If your VPC does not have sufficient ENIs or subnet IPs, your Lambda function will not scale as requests increase, and you will see an increase in invocation errors with EC2 error types like EC2ThrottledException. Amazon VPC applies a limit to ENI creation. You can request an increase to this limit in the Support Center console.

Sample VPC Configurations

Sample AWS CloudFormation templates for VPC configurations that you can use with Lambda functions are available in this guide's GitHub repository.
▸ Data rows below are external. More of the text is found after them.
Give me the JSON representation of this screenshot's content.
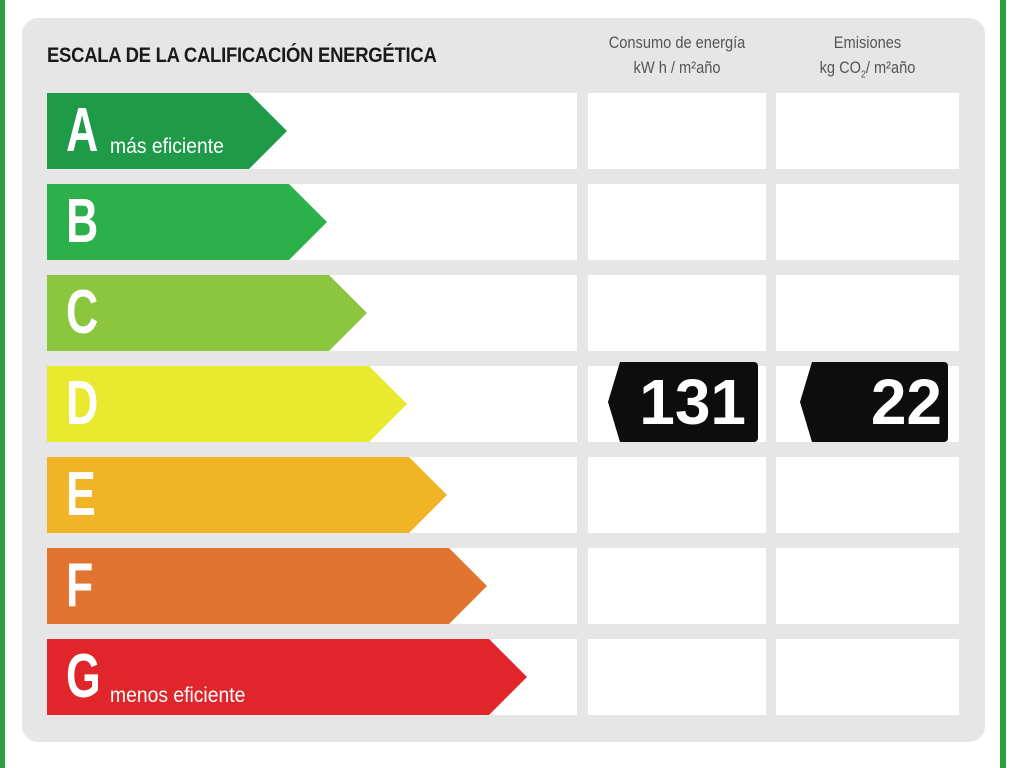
{
  "title": "ESCALA DE LA CALIFICACIÓN ENERGÉTICA",
  "columns": {
    "consumo": {
      "line1": "Consumo de energía",
      "line2": "kW h / m²año"
    },
    "emisiones": {
      "line1": "Emisiones",
      "line2_pre": "kg CO",
      "line2_sub": "2",
      "line2_post": "/ m²año"
    }
  },
  "ratings": [
    {
      "letter": "A",
      "color": "#1f9a49",
      "sublabel": "más eficiente"
    },
    {
      "letter": "B",
      "color": "#2bb04a",
      "sublabel": ""
    },
    {
      "letter": "C",
      "color": "#8cc63e",
      "sublabel": ""
    },
    {
      "letter": "D",
      "color": "#e9e92f",
      "sublabel": ""
    },
    {
      "letter": "E",
      "color": "#f0b426",
      "sublabel": ""
    },
    {
      "letter": "F",
      "color": "#e17530",
      "sublabel": ""
    },
    {
      "letter": "G",
      "color": "#e0262b",
      "sublabel": "menos eficiente"
    }
  ],
  "current": {
    "rating": "D",
    "consumo_value": "131",
    "emisiones_value": "22"
  }
}
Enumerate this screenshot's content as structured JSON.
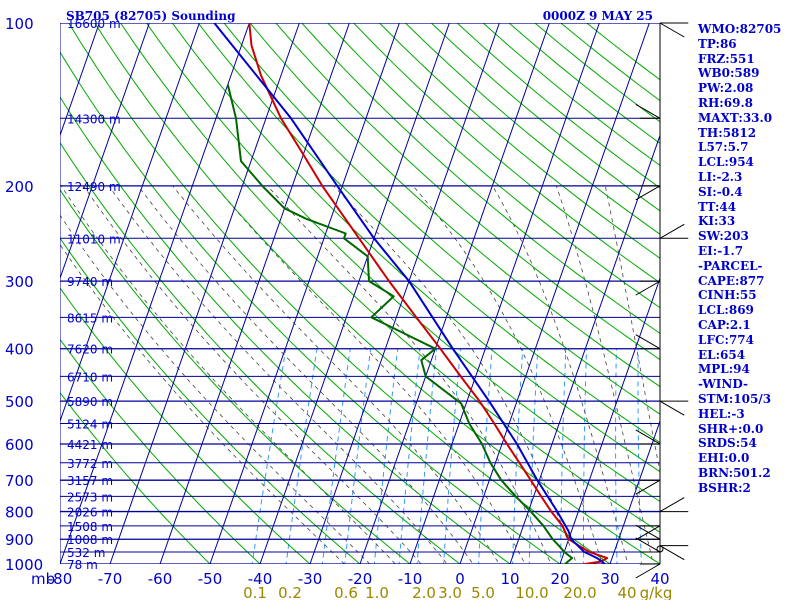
{
  "header": {
    "left_title": "SB705 (82705) Sounding",
    "right_title": "0000Z  9 MAY 25"
  },
  "stats": [
    "WMO:82705",
    "TP:86",
    "FRZ:551",
    "WB0:589",
    "PW:2.08",
    "RH:69.8",
    "MAXT:33.0",
    "TH:5812",
    "L57:5.7",
    "LCL:954",
    "LI:-2.3",
    "SI:-0.4",
    "TT:44",
    "KI:33",
    "SW:203",
    "EI:-1.7",
    "-PARCEL-",
    "CAPE:877",
    "CINH:55",
    "LCL:869",
    "CAP:2.1",
    "LFC:774",
    "EL:654",
    "MPL:94",
    "-WIND-",
    "STM:105/3",
    "HEL:-3",
    "SHR+:0.0",
    "SRDS:54",
    "EHI:0.0",
    "BRN:501.2",
    "BSHR:2"
  ],
  "colors": {
    "axis_text": "#0000cc",
    "isobar": "#000099",
    "dry_adiabat": "#00aa00",
    "moist_adiabat": "#444444",
    "mixing_ratio": "#3399ff",
    "temperature": "#cc0000",
    "dewpoint": "#006600",
    "parcel": "#0000cc"
  },
  "chart_data": {
    "type": "line",
    "chart_kind": "skew-T log-P sounding",
    "y_axis": {
      "scale": "log",
      "units": "mb",
      "ticks": [
        100,
        200,
        300,
        400,
        500,
        600,
        700,
        800,
        900,
        1000
      ],
      "range": [
        100,
        1000
      ]
    },
    "x_axis": {
      "label": "mb",
      "ticks": [
        -80,
        -70,
        -60,
        -50,
        -40,
        -30,
        -20,
        -10,
        0,
        10,
        20,
        30,
        40
      ],
      "range": [
        -80,
        40
      ]
    },
    "mixing_ratio_labels": [
      "0.1",
      "0.2",
      "0.6",
      "1.0",
      "2.0",
      "3.0",
      "5.0",
      "10.0",
      "20.0",
      "40",
      "g/kg"
    ],
    "height_labels": [
      {
        "p": 100,
        "label": "16600 m"
      },
      {
        "p": 150,
        "label": "14300 m"
      },
      {
        "p": 200,
        "label": "12490 m"
      },
      {
        "p": 250,
        "label": "11010 m"
      },
      {
        "p": 300,
        "label": "9740 m"
      },
      {
        "p": 350,
        "label": "8615 m"
      },
      {
        "p": 400,
        "label": "7620 m"
      },
      {
        "p": 450,
        "label": "6710 m"
      },
      {
        "p": 500,
        "label": "5890 m"
      },
      {
        "p": 550,
        "label": "5124 m"
      },
      {
        "p": 600,
        "label": "4421 m"
      },
      {
        "p": 650,
        "label": "3772 m"
      },
      {
        "p": 700,
        "label": "3157 m"
      },
      {
        "p": 750,
        "label": "2573 m"
      },
      {
        "p": 800,
        "label": "2026 m"
      },
      {
        "p": 850,
        "label": "1508 m"
      },
      {
        "p": 900,
        "label": "1008 m"
      },
      {
        "p": 950,
        "label": "532 m"
      },
      {
        "p": 1000,
        "label": "78 m"
      }
    ],
    "series": [
      {
        "id": "temperature",
        "points": [
          [
            1007,
            24.5
          ],
          [
            1000,
            25
          ],
          [
            990,
            28
          ],
          [
            975,
            29
          ],
          [
            950,
            25
          ],
          [
            925,
            22.5
          ],
          [
            900,
            20
          ],
          [
            850,
            17.8
          ],
          [
            800,
            14.6
          ],
          [
            750,
            11.5
          ],
          [
            700,
            8.3
          ],
          [
            650,
            4.8
          ],
          [
            600,
            1
          ],
          [
            550,
            -3
          ],
          [
            500,
            -7.5
          ],
          [
            450,
            -13
          ],
          [
            400,
            -19
          ],
          [
            350,
            -26
          ],
          [
            300,
            -34
          ],
          [
            250,
            -43
          ],
          [
            200,
            -54
          ],
          [
            175,
            -60
          ],
          [
            150,
            -67
          ],
          [
            125,
            -74
          ],
          [
            110,
            -78
          ],
          [
            100,
            -80
          ]
        ]
      },
      {
        "id": "dewpoint",
        "points": [
          [
            1007,
            20.5
          ],
          [
            1000,
            21
          ],
          [
            975,
            22
          ],
          [
            950,
            20
          ],
          [
            925,
            18.5
          ],
          [
            900,
            16.8
          ],
          [
            850,
            14
          ],
          [
            800,
            10.5
          ],
          [
            750,
            6.4
          ],
          [
            700,
            2.4
          ],
          [
            650,
            -1
          ],
          [
            600,
            -4
          ],
          [
            550,
            -8
          ],
          [
            505,
            -11
          ],
          [
            450,
            -20
          ],
          [
            420,
            -22
          ],
          [
            400,
            -20
          ],
          [
            350,
            -35
          ],
          [
            320,
            -32
          ],
          [
            300,
            -38
          ],
          [
            270,
            -40
          ],
          [
            250,
            -46
          ],
          [
            245,
            -46
          ],
          [
            230,
            -55
          ],
          [
            220,
            -60
          ],
          [
            200,
            -66
          ],
          [
            180,
            -72
          ],
          [
            150,
            -76
          ],
          [
            130,
            -80
          ]
        ]
      },
      {
        "id": "parcel",
        "points": [
          [
            1000,
            29
          ],
          [
            975,
            27
          ],
          [
            950,
            24
          ],
          [
            900,
            20.5
          ],
          [
            869,
            19.4
          ],
          [
            800,
            15.8
          ],
          [
            700,
            9.6
          ],
          [
            600,
            3
          ],
          [
            500,
            -5.6
          ],
          [
            400,
            -16.5
          ],
          [
            300,
            -30
          ],
          [
            250,
            -40
          ],
          [
            200,
            -51
          ],
          [
            150,
            -65
          ],
          [
            100,
            -87
          ]
        ]
      }
    ],
    "wind_barbs_mb": [
      100,
      150,
      200,
      250,
      300,
      400,
      500,
      600,
      700,
      800,
      850,
      900,
      925,
      950,
      1000
    ]
  }
}
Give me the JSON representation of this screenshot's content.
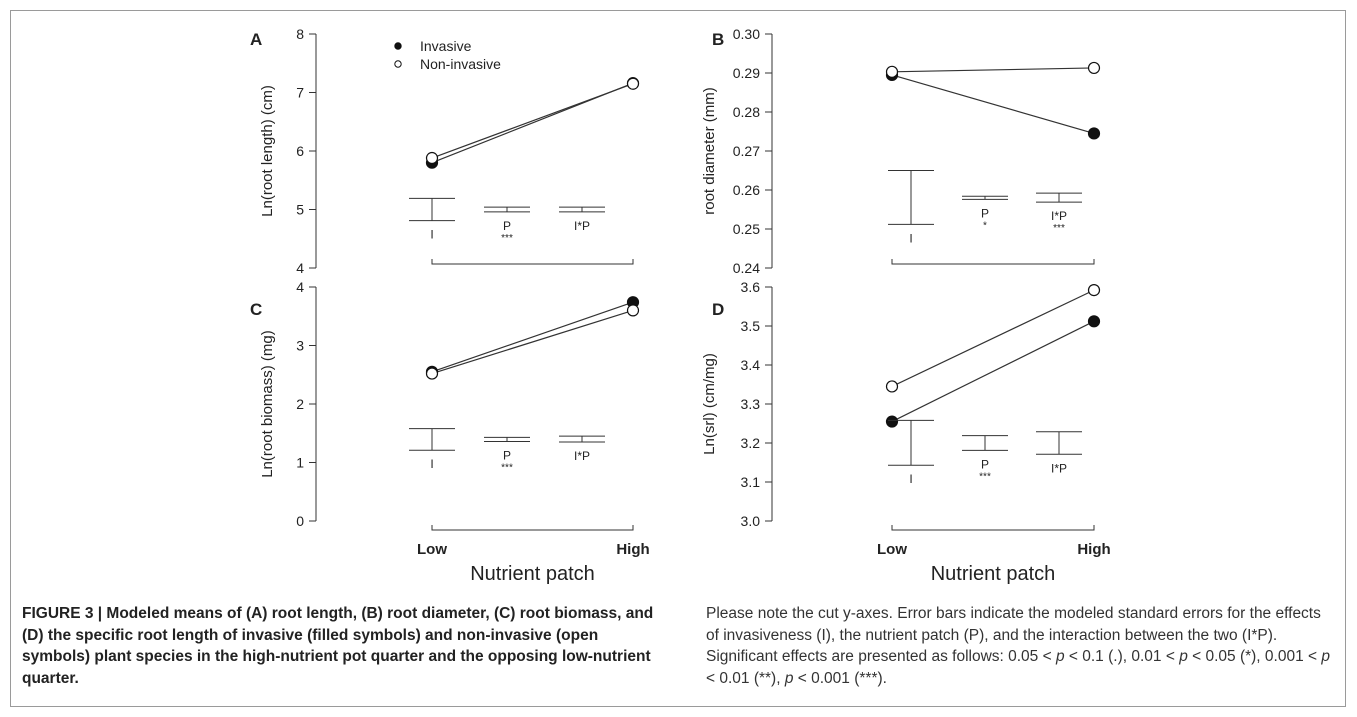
{
  "chart_data": [
    {
      "type": "line",
      "panel": "A",
      "ylabel": "Ln(root length) (cm)",
      "ylim": [
        4,
        8
      ],
      "yticks": [
        "4",
        "5",
        "6",
        "7",
        "8"
      ],
      "categories": [
        "Low",
        "High"
      ],
      "series": [
        {
          "name": "Invasive",
          "marker": "filled",
          "values": [
            5.8,
            7.16
          ]
        },
        {
          "name": "Non-invasive",
          "marker": "open",
          "values": [
            5.88,
            7.15
          ]
        }
      ],
      "error_bars": [
        {
          "label": "I",
          "low": 4.81,
          "high": 5.19,
          "sig": ""
        },
        {
          "label": "P",
          "low": 4.96,
          "high": 5.04,
          "sig": "***"
        },
        {
          "label": "I*P",
          "low": 4.96,
          "high": 5.04,
          "sig": ""
        }
      ],
      "legend": {
        "placement": "top",
        "entries": [
          "Invasive",
          "Non-invasive"
        ]
      }
    },
    {
      "type": "line",
      "panel": "B",
      "ylabel": "root diameter (mm)",
      "ylim": [
        0.24,
        0.3
      ],
      "yticks": [
        "0.24",
        "0.25",
        "0.26",
        "0.27",
        "0.28",
        "0.29",
        "0.30"
      ],
      "categories": [
        "Low",
        "High"
      ],
      "series": [
        {
          "name": "Invasive",
          "marker": "filled",
          "values": [
            0.2895,
            0.2745
          ]
        },
        {
          "name": "Non-invasive",
          "marker": "open",
          "values": [
            0.2903,
            0.2913
          ]
        }
      ],
      "error_bars": [
        {
          "label": "I",
          "low": 0.2512,
          "high": 0.265,
          "sig": ""
        },
        {
          "label": "P",
          "low": 0.2576,
          "high": 0.2584,
          "sig": "*"
        },
        {
          "label": "I*P",
          "low": 0.2569,
          "high": 0.2592,
          "sig": "***"
        }
      ]
    },
    {
      "type": "line",
      "panel": "C",
      "ylabel": "Ln(root biomass) (mg)",
      "ylim": [
        0,
        4
      ],
      "yticks": [
        "0",
        "1",
        "2",
        "3",
        "4"
      ],
      "categories": [
        "Low",
        "High"
      ],
      "series": [
        {
          "name": "Invasive",
          "marker": "filled",
          "values": [
            2.55,
            3.74
          ]
        },
        {
          "name": "Non-invasive",
          "marker": "open",
          "values": [
            2.52,
            3.6
          ]
        }
      ],
      "error_bars": [
        {
          "label": "I",
          "low": 1.21,
          "high": 1.58,
          "sig": ""
        },
        {
          "label": "P",
          "low": 1.36,
          "high": 1.43,
          "sig": "***"
        },
        {
          "label": "I*P",
          "low": 1.35,
          "high": 1.45,
          "sig": ""
        }
      ],
      "xlabel": "Nutrient patch"
    },
    {
      "type": "line",
      "panel": "D",
      "ylabel": "Ln(srl) (cm/mg)",
      "ylim": [
        3.0,
        3.6
      ],
      "yticks": [
        "3.0",
        "3.1",
        "3.2",
        "3.3",
        "3.4",
        "3.5",
        "3.6"
      ],
      "categories": [
        "Low",
        "High"
      ],
      "series": [
        {
          "name": "Invasive",
          "marker": "filled",
          "values": [
            3.255,
            3.512
          ]
        },
        {
          "name": "Non-invasive",
          "marker": "open",
          "values": [
            3.345,
            3.592
          ]
        }
      ],
      "error_bars": [
        {
          "label": "I",
          "low": 3.143,
          "high": 3.258,
          "sig": ""
        },
        {
          "label": "P",
          "low": 3.181,
          "high": 3.219,
          "sig": "***"
        },
        {
          "label": "I*P",
          "low": 3.171,
          "high": 3.229,
          "sig": ""
        }
      ],
      "xlabel": "Nutrient patch"
    }
  ],
  "caption": {
    "left_bold": "FIGURE 3 | Modeled means of (A) root length, (B) root diameter, (C) root biomass, and (D) the specific root length of invasive (filled symbols) and non-invasive (open symbols) plant species in the high-nutrient pot quarter and the opposing low-nutrient quarter.",
    "right_1": "Please note the cut y-axes. Error bars indicate the modeled standard errors for the effects of invasiveness (I), the nutrient patch (P), and the interaction between the two (I*P). Significant effects are presented as follows: 0.05 < ",
    "p": "p",
    "right_2": " < 0.1 (.), 0.01 < ",
    "right_3": " < 0.05 (*), 0.001 < ",
    "right_4": " < 0.01 (**), ",
    "right_5": " < 0.001 (***)."
  }
}
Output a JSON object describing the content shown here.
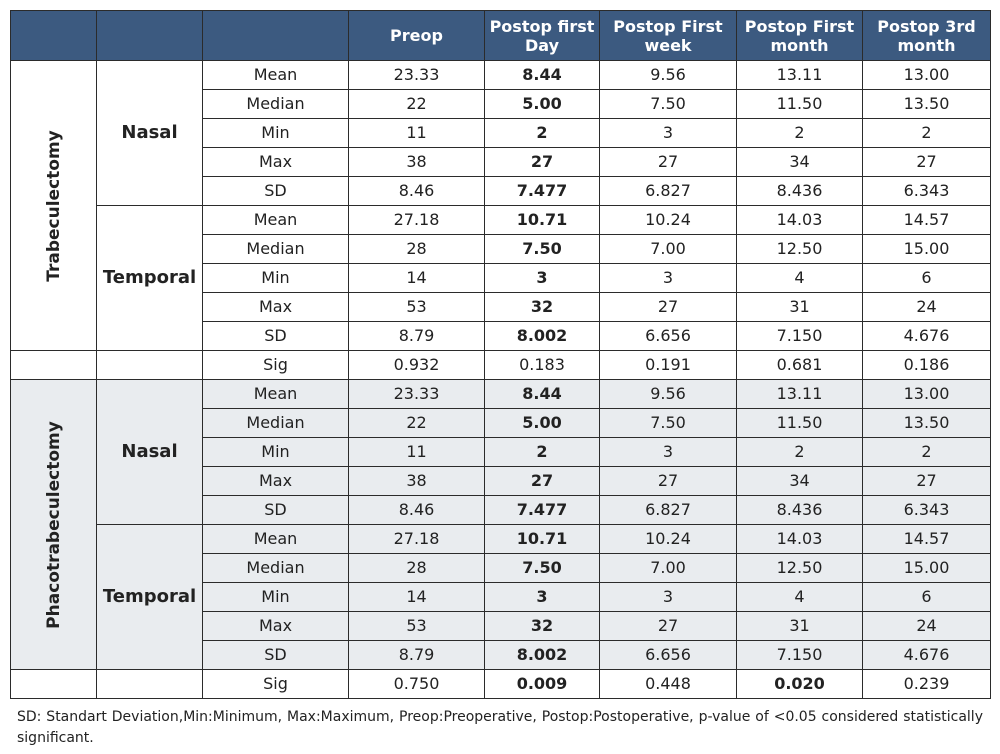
{
  "header": {
    "c0": "",
    "c1": "",
    "c2": "",
    "preop": "Preop",
    "pod1": "Postop first Day",
    "pow1": "Postop First week",
    "pom1": "Postop First month",
    "pom3": "Postop 3rd month"
  },
  "groups": [
    {
      "name": "Trabeculectomy",
      "subs": [
        {
          "name": "Nasal",
          "rows": [
            {
              "stat": "Mean",
              "v": [
                "23.33",
                "8.44",
                "9.56",
                "13.11",
                "13.00"
              ]
            },
            {
              "stat": "Median",
              "v": [
                "22",
                "5.00",
                "7.50",
                "11.50",
                "13.50"
              ]
            },
            {
              "stat": "Min",
              "v": [
                "11",
                "2",
                "3",
                "2",
                "2"
              ]
            },
            {
              "stat": "Max",
              "v": [
                "38",
                "27",
                "27",
                "34",
                "27"
              ]
            },
            {
              "stat": "SD",
              "v": [
                "8.46",
                "7.477",
                "6.827",
                "8.436",
                "6.343"
              ]
            }
          ]
        },
        {
          "name": "Temporal",
          "rows": [
            {
              "stat": "Mean",
              "v": [
                "27.18",
                "10.71",
                "10.24",
                "14.03",
                "14.57"
              ]
            },
            {
              "stat": "Median",
              "v": [
                "28",
                "7.50",
                "7.00",
                "12.50",
                "15.00"
              ]
            },
            {
              "stat": "Min",
              "v": [
                "14",
                "3",
                "3",
                "4",
                "6"
              ]
            },
            {
              "stat": "Max",
              "v": [
                "53",
                "32",
                "27",
                "31",
                "24"
              ]
            },
            {
              "stat": "SD",
              "v": [
                "8.79",
                "8.002",
                "6.656",
                "7.150",
                "4.676"
              ]
            }
          ]
        }
      ],
      "sig": {
        "stat": "Sig",
        "v": [
          "0.932",
          "0.183",
          "0.191",
          "0.681",
          "0.186"
        ]
      }
    },
    {
      "name": "Phacotrabeculectomy",
      "subs": [
        {
          "name": "Nasal",
          "rows": [
            {
              "stat": "Mean",
              "v": [
                "23.33",
                "8.44",
                "9.56",
                "13.11",
                "13.00"
              ]
            },
            {
              "stat": "Median",
              "v": [
                "22",
                "5.00",
                "7.50",
                "11.50",
                "13.50"
              ]
            },
            {
              "stat": "Min",
              "v": [
                "11",
                "2",
                "3",
                "2",
                "2"
              ]
            },
            {
              "stat": "Max",
              "v": [
                "38",
                "27",
                "27",
                "34",
                "27"
              ]
            },
            {
              "stat": "SD",
              "v": [
                "8.46",
                "7.477",
                "6.827",
                "8.436",
                "6.343"
              ]
            }
          ]
        },
        {
          "name": "Temporal",
          "rows": [
            {
              "stat": "Mean",
              "v": [
                "27.18",
                "10.71",
                "10.24",
                "14.03",
                "14.57"
              ]
            },
            {
              "stat": "Median",
              "v": [
                "28",
                "7.50",
                "7.00",
                "12.50",
                "15.00"
              ]
            },
            {
              "stat": "Min",
              "v": [
                "14",
                "3",
                "3",
                "4",
                "6"
              ]
            },
            {
              "stat": "Max",
              "v": [
                "53",
                "32",
                "27",
                "31",
                "24"
              ]
            },
            {
              "stat": "SD",
              "v": [
                "8.79",
                "8.002",
                "6.656",
                "7.150",
                "4.676"
              ]
            }
          ]
        }
      ],
      "sig": {
        "stat": "Sig",
        "v": [
          "0.750",
          "0.009",
          "0.448",
          "0.020",
          "0.239"
        ]
      }
    }
  ],
  "footnote": "SD: Standart Deviation,Min:Minimum, Max:Maximum, Preop:Preoperative, Postop:Postoperative, p-value of <0.05 considered statistically significant."
}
There are two templates:

  • vpc-private.yaml – A VPC with two private subnets and VPC endpoints for Amazon Simple Storage Service and Amazon DynamoDB. You can use this template to create a VPC for functions that do not need internet access. This configuration supports use of Amazon S3 and DynamoDB with the AWS SDK, and access to database resources in the same VPC over a local network connection.

  • vpc-privatepublic.yaml – A VPC with two private subnets, VPC endpoints, a public subnet with a NAT gateway, and an internet gateway. Internet-bound traffic from functions in the private subnets is routed to the NAT gateway by a route table.

To use a template to create a VPC, choose Create stack in the AWS CloudFormation console and follow the instructions.